After eight years, an increased goal and a weak economy, Chancellor Brady Deaton announced Friday that MU's fundraising campaign For All We Call Mizzou surpassed its goal of $1 billion two months ahead of schedule.
"It's fair to say Mizzou is $1 billion better today because of all of you," Deaton said.
The accomplishment originated from a vision Chancellor Emeritus Richard Wallace had nearly a decade ago. The official campaign began in January 2000.
The initial goal of the campaign was set at $600 million.
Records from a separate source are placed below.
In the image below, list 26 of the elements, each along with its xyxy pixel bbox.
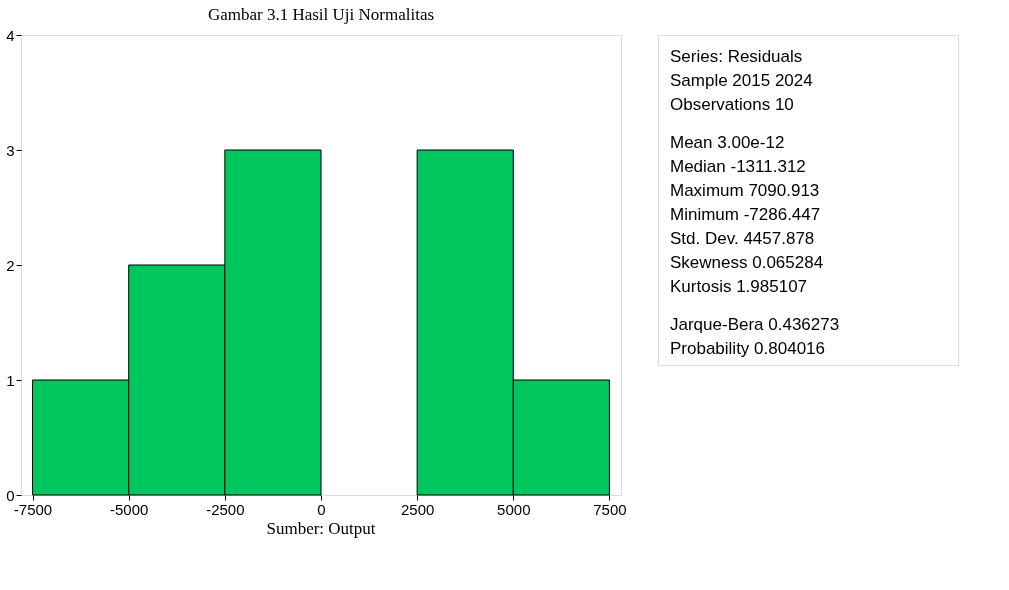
text: Median -1311.312 (670, 157, 806, 176)
y-tick-label: 3 (6, 141, 15, 159)
y-tick-label: 0 (6, 486, 15, 504)
x-tick-label: 2500 (400, 500, 435, 518)
x-tick-label: -7500 (13, 500, 53, 518)
text: Jarque-Bera 0.436273 (670, 315, 840, 334)
text: Minimum -7286.447 (670, 205, 821, 224)
y-tick-label: 1 (6, 371, 15, 389)
y-tick-label: 4 (6, 26, 15, 44)
text: Sample 2015 2024 (670, 71, 813, 90)
text: Sumber: Output (266, 519, 376, 538)
x-tick-label: 5000 (497, 500, 531, 518)
text: Std. Dev. 4457.878 (670, 229, 815, 248)
x-tick-label: 7500 (593, 500, 627, 518)
text: Observations 10 (670, 95, 794, 114)
text: Series: Residuals (670, 47, 803, 66)
x-tick-label: -5000 (110, 500, 149, 518)
x-tick-label: 0 (317, 500, 326, 518)
x-tick-label: -2500 (206, 500, 245, 518)
text: Probability 0.804016 (670, 339, 826, 358)
text: Mean 3.00e-12 (670, 133, 785, 152)
text: Kurtosis 1.985107 (670, 277, 808, 296)
text: Skewness 0.065284 (670, 253, 824, 272)
text: Maximum 7090.913 (670, 181, 820, 200)
chart-title: Gambar 3.1 Hasil Uji Normalitas (207, 5, 435, 24)
y-tick-label: 2 (6, 256, 15, 274)
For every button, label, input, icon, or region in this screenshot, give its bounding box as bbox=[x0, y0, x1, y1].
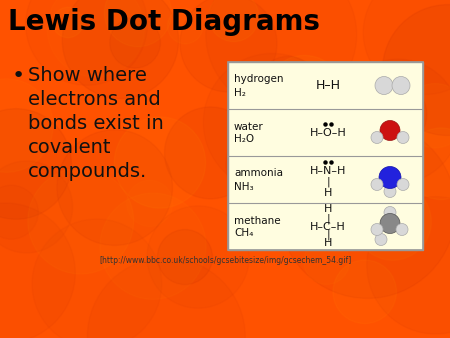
Circle shape bbox=[371, 223, 383, 236]
Circle shape bbox=[380, 121, 400, 141]
Circle shape bbox=[233, 137, 310, 215]
Text: H: H bbox=[324, 203, 332, 214]
Text: H–H: H–H bbox=[315, 79, 341, 92]
Circle shape bbox=[375, 76, 393, 95]
Circle shape bbox=[405, 128, 450, 200]
Text: Show where: Show where bbox=[28, 66, 147, 85]
Text: covalent: covalent bbox=[28, 138, 112, 157]
Text: Lewis Dot Diagrams: Lewis Dot Diagrams bbox=[8, 8, 320, 36]
Circle shape bbox=[206, 0, 357, 110]
Circle shape bbox=[180, 0, 277, 92]
Circle shape bbox=[397, 178, 409, 191]
Circle shape bbox=[382, 5, 450, 136]
Circle shape bbox=[264, 55, 345, 136]
Circle shape bbox=[209, 0, 259, 42]
Text: •: • bbox=[12, 66, 25, 86]
Circle shape bbox=[87, 258, 245, 338]
Text: CH₄: CH₄ bbox=[234, 228, 253, 239]
Circle shape bbox=[371, 131, 383, 144]
Circle shape bbox=[167, 8, 203, 44]
Circle shape bbox=[165, 107, 256, 199]
Circle shape bbox=[0, 161, 72, 253]
Text: bonds exist in: bonds exist in bbox=[28, 114, 164, 133]
Circle shape bbox=[100, 193, 206, 299]
Circle shape bbox=[380, 214, 400, 234]
Circle shape bbox=[384, 207, 396, 218]
Text: |: | bbox=[326, 229, 330, 240]
Text: H–N–H: H–N–H bbox=[310, 167, 346, 176]
Circle shape bbox=[32, 219, 162, 338]
Text: |: | bbox=[326, 176, 330, 187]
Bar bbox=[228, 62, 423, 250]
Text: H–O–H: H–O–H bbox=[310, 127, 346, 138]
Text: |: | bbox=[326, 213, 330, 224]
Circle shape bbox=[147, 206, 249, 308]
Circle shape bbox=[26, 0, 148, 85]
Circle shape bbox=[384, 186, 396, 197]
Circle shape bbox=[62, 0, 179, 99]
Bar bbox=[228, 62, 423, 250]
Circle shape bbox=[379, 167, 401, 189]
Circle shape bbox=[158, 230, 212, 285]
Circle shape bbox=[371, 178, 383, 191]
Text: water: water bbox=[234, 121, 264, 131]
Circle shape bbox=[104, 0, 171, 47]
Circle shape bbox=[0, 203, 75, 338]
Text: H: H bbox=[324, 188, 332, 197]
Circle shape bbox=[257, 56, 319, 118]
Text: NH₃: NH₃ bbox=[234, 182, 254, 192]
Circle shape bbox=[375, 234, 387, 245]
Circle shape bbox=[397, 131, 409, 144]
Circle shape bbox=[226, 107, 341, 221]
Text: [http://www.bbc.co.uk/schools/gcsebitesize/img/gcsechem_54.gif]: [http://www.bbc.co.uk/schools/gcsebitesi… bbox=[99, 256, 351, 265]
Text: H: H bbox=[324, 239, 332, 248]
Circle shape bbox=[392, 76, 410, 95]
Circle shape bbox=[333, 260, 396, 323]
Circle shape bbox=[110, 17, 160, 68]
Circle shape bbox=[0, 185, 38, 239]
Circle shape bbox=[0, 108, 72, 219]
Circle shape bbox=[0, 79, 53, 172]
Text: methane: methane bbox=[234, 216, 281, 225]
Circle shape bbox=[304, 239, 350, 284]
Text: electrons and: electrons and bbox=[28, 90, 161, 109]
Circle shape bbox=[314, 135, 403, 224]
Circle shape bbox=[396, 223, 408, 236]
Text: H₂: H₂ bbox=[234, 88, 246, 97]
Circle shape bbox=[114, 117, 206, 208]
Text: H₂O: H₂O bbox=[234, 135, 254, 145]
Text: H–C–H: H–C–H bbox=[310, 221, 346, 232]
Circle shape bbox=[28, 168, 134, 274]
Circle shape bbox=[403, 83, 450, 148]
Text: compounds.: compounds. bbox=[28, 162, 147, 181]
Text: ammonia: ammonia bbox=[234, 169, 283, 178]
Circle shape bbox=[57, 130, 172, 245]
Text: hydrogen: hydrogen bbox=[234, 74, 284, 84]
Circle shape bbox=[367, 197, 450, 334]
Circle shape bbox=[203, 53, 341, 191]
Circle shape bbox=[53, 7, 83, 38]
Circle shape bbox=[363, 0, 450, 95]
Circle shape bbox=[336, 59, 450, 183]
Circle shape bbox=[279, 121, 450, 298]
Circle shape bbox=[360, 81, 427, 148]
Circle shape bbox=[354, 183, 432, 260]
Circle shape bbox=[302, 110, 366, 174]
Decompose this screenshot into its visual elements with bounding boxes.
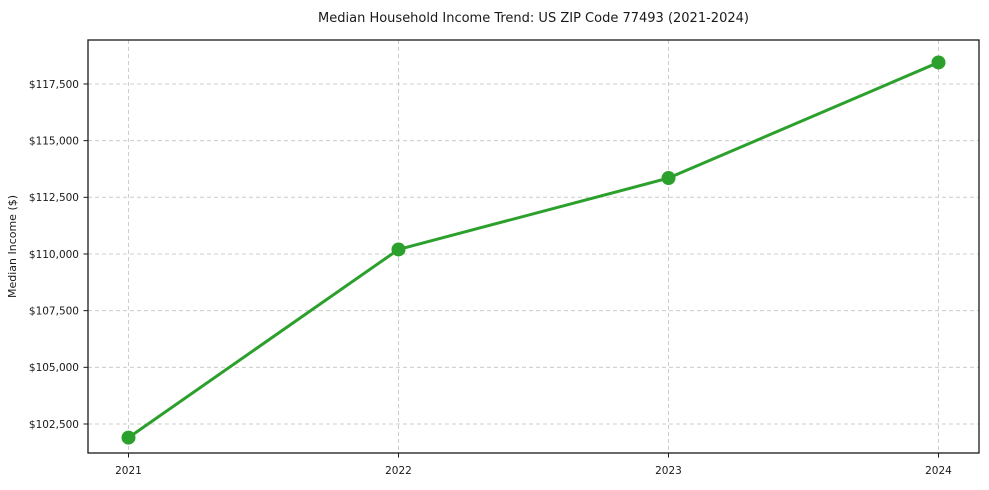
x-tick-label: 2024: [925, 465, 952, 477]
y-tick-label: $117,500: [29, 79, 79, 91]
y-tick-label: $115,000: [29, 135, 79, 147]
data-point-2022: [391, 242, 406, 257]
grid-layer: [88, 40, 979, 453]
tick-labels-layer: $102,500 $105,000 $107,500 $110,000 $112,500…: [29, 79, 952, 477]
data-point-2023: [661, 171, 676, 186]
y-tick-label: $110,000: [29, 249, 79, 261]
y-axis-label: Median Income ($): [6, 195, 19, 298]
chart-title: Median Household Income Trend: US ZIP Co…: [318, 11, 749, 26]
x-tick-label: 2023: [655, 465, 682, 477]
plot-border: [87, 39, 980, 454]
axis-ticks-layer: [83, 83, 939, 458]
x-tick-label: 2022: [385, 465, 412, 477]
y-tick-label: $107,500: [29, 305, 79, 317]
series-layer: [121, 55, 946, 445]
y-tick-label: $102,500: [29, 419, 79, 431]
trend-line-median-household-income: [127, 61, 940, 439]
x-tick-label: 2021: [115, 465, 142, 477]
y-tick-label: $105,000: [29, 362, 79, 374]
y-tick-label: $112,500: [29, 192, 79, 204]
data-point-2024: [931, 55, 946, 70]
data-point-2021: [121, 430, 136, 445]
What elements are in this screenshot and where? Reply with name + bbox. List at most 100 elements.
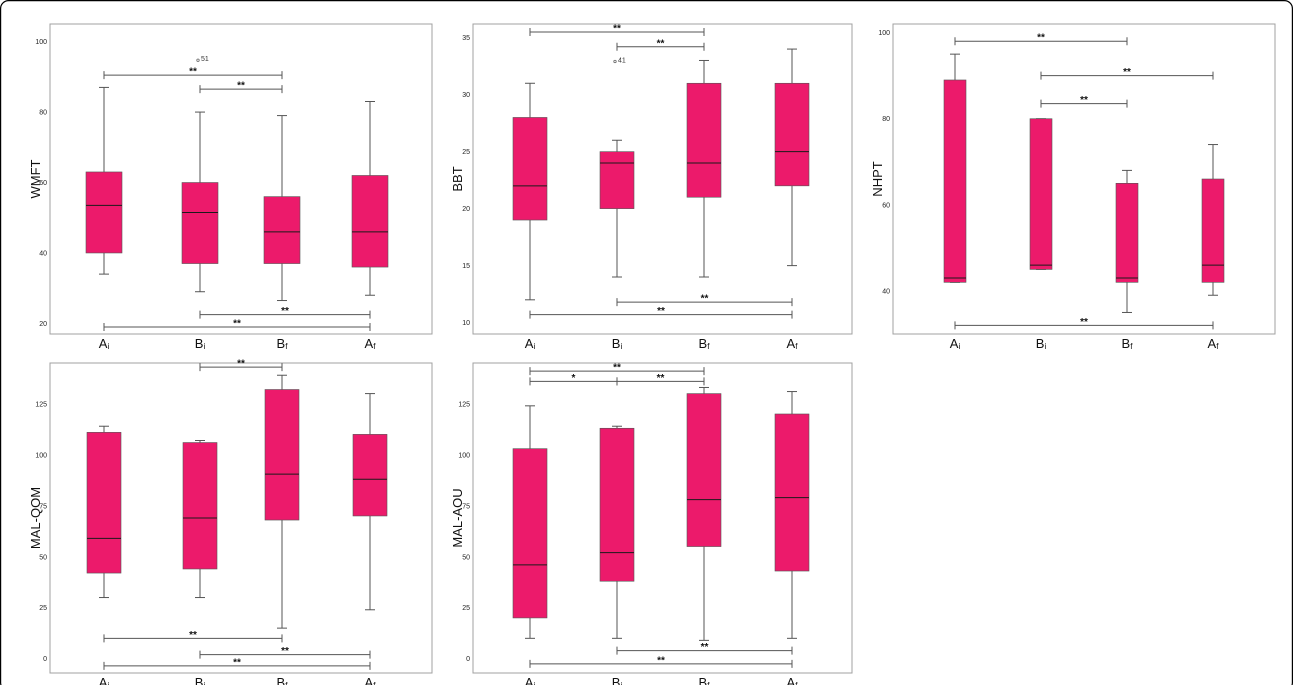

After years of uncertainty, that goal was surpassed in 2005, and the university set its sights on the $1 billion mark.
Recent donations by Robert and Sue Weiser for $4.6 million, Harry and Ann Cornell for $2 million and Ira and Gail Hubble for $1.5 million helped propel MU past its goal.
MU joined a crowd of 19 other programs in the nation to complete at least a $1 billion fundraising campaign.
David Housh, vice chancellor of development and alumni relations, said he witnessed many naysayers throughout the campaign.
"There were a lot of people that were doubters, but guess what, we did it," Housh said.
Deaton expressed his gratitude toward the three co-chairpeople who helped orchestrate the campaign. Cynthia Brinkley, Larry McMullen and William Thompson all spoke to the crowd at Jesse Hall expressing their sense of accomplishment for the university while outlining what that the campaign had accomplished.
Nearly 1,500 scholarships have been made available to students through the campaign, in addition to 86 new endowed faculty positions. McMullen believes the two components are the best investment despite the troubling economic struggles.
"Our investment in students is going to reap tremendous rewards," McMullen said.
Brinkley attributed the increase in students interested in MU to the money allocated from the campaign to help improve the MU’s facilities and programs.
"With record enrollment this year, we believe better facilities played a big role," Brinkley said.
Although the university has reached its goal, Deaton does not expect the campaign to end as planned in two months.
"We'll be going into a planning phase which we expect will result in a larger campaign," Deaton said.
Wallace said though he began the project, he does not believe there should be an end to the vision.
"Development is a bit like strategic planning," Wallace said. "It should have a planned beginning but no end."